Predicting Attrition in Healthcare Industry?
Predicting Attrition in Healthcare Industry
In this exercise, classification models will be used to answer what factors lead to employee attrition in the Healthcare industry. The dataset used is a Kaggle dataset which can be found here.
We will go through data cleaning, investigating distributions, exploratory data analysis, and then finally modeling using several classification models.
The link to the jupyter notebook is located here.
Exploratory Data Analysis
The dataset consists of numeric features such as Age, hourly, daily, and monthly rate, as well as monthly income. Also has features that deal with years at current company, years worked, years in current role etc… The categorical features consist of department, education, job level, job involvement, gender, marital status.
The data consists of no missing values, so there is no need to impute missing values or remove the observations. As far as numeric columns, there are outliers, and will use Standard Scalar before modeling.
The data consist of 1,676 rows and 35 columns, and the dependent variable, Attrition, consists of 12% attrition, 88% no attrition.

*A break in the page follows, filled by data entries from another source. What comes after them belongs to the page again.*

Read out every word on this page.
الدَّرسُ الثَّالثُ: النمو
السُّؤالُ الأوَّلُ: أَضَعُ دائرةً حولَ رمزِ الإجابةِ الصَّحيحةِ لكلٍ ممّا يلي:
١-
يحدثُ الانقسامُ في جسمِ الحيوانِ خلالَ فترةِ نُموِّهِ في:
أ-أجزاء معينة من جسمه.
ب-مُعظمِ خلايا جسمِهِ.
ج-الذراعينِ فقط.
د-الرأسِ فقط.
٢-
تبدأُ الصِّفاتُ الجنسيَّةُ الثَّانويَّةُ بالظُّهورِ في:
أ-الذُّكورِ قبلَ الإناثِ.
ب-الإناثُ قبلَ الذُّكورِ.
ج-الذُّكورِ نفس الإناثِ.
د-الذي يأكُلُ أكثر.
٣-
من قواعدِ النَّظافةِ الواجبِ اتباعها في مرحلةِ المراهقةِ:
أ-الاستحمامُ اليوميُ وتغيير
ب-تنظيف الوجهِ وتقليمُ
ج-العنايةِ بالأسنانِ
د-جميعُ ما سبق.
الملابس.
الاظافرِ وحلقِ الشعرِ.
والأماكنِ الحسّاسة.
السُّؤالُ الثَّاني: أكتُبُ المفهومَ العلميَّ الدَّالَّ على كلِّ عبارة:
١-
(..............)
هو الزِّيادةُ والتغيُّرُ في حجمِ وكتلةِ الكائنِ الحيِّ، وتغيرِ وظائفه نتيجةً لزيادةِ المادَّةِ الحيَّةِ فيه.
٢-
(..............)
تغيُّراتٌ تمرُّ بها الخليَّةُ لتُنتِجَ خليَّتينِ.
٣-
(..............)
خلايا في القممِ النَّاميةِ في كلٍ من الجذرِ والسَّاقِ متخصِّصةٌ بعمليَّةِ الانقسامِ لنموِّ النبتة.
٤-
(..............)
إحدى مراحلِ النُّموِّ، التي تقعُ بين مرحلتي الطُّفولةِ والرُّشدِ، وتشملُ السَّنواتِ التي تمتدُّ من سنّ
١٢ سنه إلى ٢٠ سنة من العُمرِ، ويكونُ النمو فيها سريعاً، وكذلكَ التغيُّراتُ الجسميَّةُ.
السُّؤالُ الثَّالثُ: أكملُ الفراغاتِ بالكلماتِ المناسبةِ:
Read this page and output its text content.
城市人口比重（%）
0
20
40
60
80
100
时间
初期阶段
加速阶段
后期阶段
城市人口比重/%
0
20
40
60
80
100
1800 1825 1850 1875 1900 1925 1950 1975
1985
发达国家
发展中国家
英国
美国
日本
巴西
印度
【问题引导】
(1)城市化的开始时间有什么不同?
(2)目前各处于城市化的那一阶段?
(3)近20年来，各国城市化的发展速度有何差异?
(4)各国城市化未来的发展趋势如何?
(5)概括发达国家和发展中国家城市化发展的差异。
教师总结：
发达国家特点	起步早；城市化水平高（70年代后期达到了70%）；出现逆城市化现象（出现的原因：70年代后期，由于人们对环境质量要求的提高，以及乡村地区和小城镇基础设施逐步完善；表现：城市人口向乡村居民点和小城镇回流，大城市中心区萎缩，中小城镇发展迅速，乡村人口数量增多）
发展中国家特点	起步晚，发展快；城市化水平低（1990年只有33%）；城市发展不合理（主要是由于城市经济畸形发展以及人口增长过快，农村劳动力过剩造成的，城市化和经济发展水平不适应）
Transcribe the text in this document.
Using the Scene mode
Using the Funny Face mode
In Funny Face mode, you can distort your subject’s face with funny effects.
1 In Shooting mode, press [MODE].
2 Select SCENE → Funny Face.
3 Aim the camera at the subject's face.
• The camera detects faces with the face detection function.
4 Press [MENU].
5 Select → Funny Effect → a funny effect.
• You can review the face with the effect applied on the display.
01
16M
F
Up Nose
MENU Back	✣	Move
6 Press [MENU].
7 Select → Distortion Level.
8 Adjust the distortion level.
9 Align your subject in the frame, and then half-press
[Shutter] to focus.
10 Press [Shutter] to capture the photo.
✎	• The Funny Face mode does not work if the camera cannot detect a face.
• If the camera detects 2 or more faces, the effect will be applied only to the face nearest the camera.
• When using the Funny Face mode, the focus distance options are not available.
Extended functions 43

Below shows the correlation among the numeric features. The heatmap shows that the following features are positively correlated with each other: Age, MonthlyIncome,TotalWorkingYears, YearsatCompany,YearsInCurrentRole, YearsSinceLastPromotion,YearswithCurrManager.
There were other plots made that looked at the interactions of various features, for those, please take a look at the jupyter notebook (link above).
Modeling
The data was transformed using Standard Scaler and One Hot Encoder. The models used in this analysis were:
- Logistic Regression
- With and Without Recursive Feature Elimination (RFE)
- Random Forest
- Extra Trees
- Gradient Boosting
GridsearchCV was used for hyperparameter tuning. The main goal should be to reduce False Negatives, and by that i mean we want to reduce the scenario where the model predicted “No Attrition” and the data showed “Attrition”. The reason why I feel this should be main goal, is that as an employer, I would want to know before an employee leaves as I do not want to be short handed and have enough time to find replacement.
Logistic Regression
Using Logistic Regression, I performed four different models, using a combination of scaled/non-scaled data, and with and withou RFE Results are shown below:
Model | Accuracy | AUC | False Negative |
---|---|---|---|
Logistic Regression - Scaled Data | 0.934 | 0.972 | 0.052 |
Logistic Regression - Non-Scaled Data | 0.922 | 0.945 | 0.060 |
Logistic Regression - Scaled w/RFE Data | 0.903 | 0.909 | 0.076 |
Logistic Regression - Non-Scaled w/RFE Data | 0.928 | 0.967 | 0.050 |
It seems like Logistic Regression is overfitting. We will compare this later on with the other models.
Random Forest
I decided to see how RFE worked with Random Forest,and the results were negligible for the most part. The false negative was lower with the RFE, but still was higher than Logistic Regression. Because Random Forest introduces bagging and random sampling of features, it leads me to believe that Logistic Regression indeed has an overfiting problem
Model | Accuracy | AUC | False Negative |
---|---|---|---|
Random Forest - wo/RFE | 0.901 | 0.950 | 0.092 |
Random Forest - w/RFE | 0.907 | 0.950 | 0.082 |
The Confusion Matrix: For Non-RFE:
For RFE:
Extra Trees
The Extra Trees and Random Forest w/RFE yielded similar results
Model | Accuracy | AUC | False Negative |
---|---|---|---|
Extra Trees | 0.907 | 0.941 | 0.082 |
The Confusion Matrix:
Gradient Boosting
Gradient Boosting does perform better than Random Forest and Extra Trees, but also known to overfit.
Model | Accuracy | AUC | False Negative |
---|---|---|---|
Gradient Boosting | 0.922 | 0.954 | 0.060 |
The Confusion Matrix:
Conclusion
While Logistic Regression did perform better in terms of accuracy and lower false negatives, I believe it is due to overfitting. As far as Random Forest, Extra Trees, and Gradient Boosting, the latter performed the best in terms of accuracy and lower false negatives.
Enhancements are needed, especially in terms of reducing overfitting due to low number of observations. Also, need to investigate more into how I can improve the recall which is very low for the non-Logistic Regression models.
In terms of what I wanted to accomplish, I did learn about various methods like Recursive Feature Elimination and efficient way to use column transformers. I did look at various sites for help, and is linked in the jupyter notebook.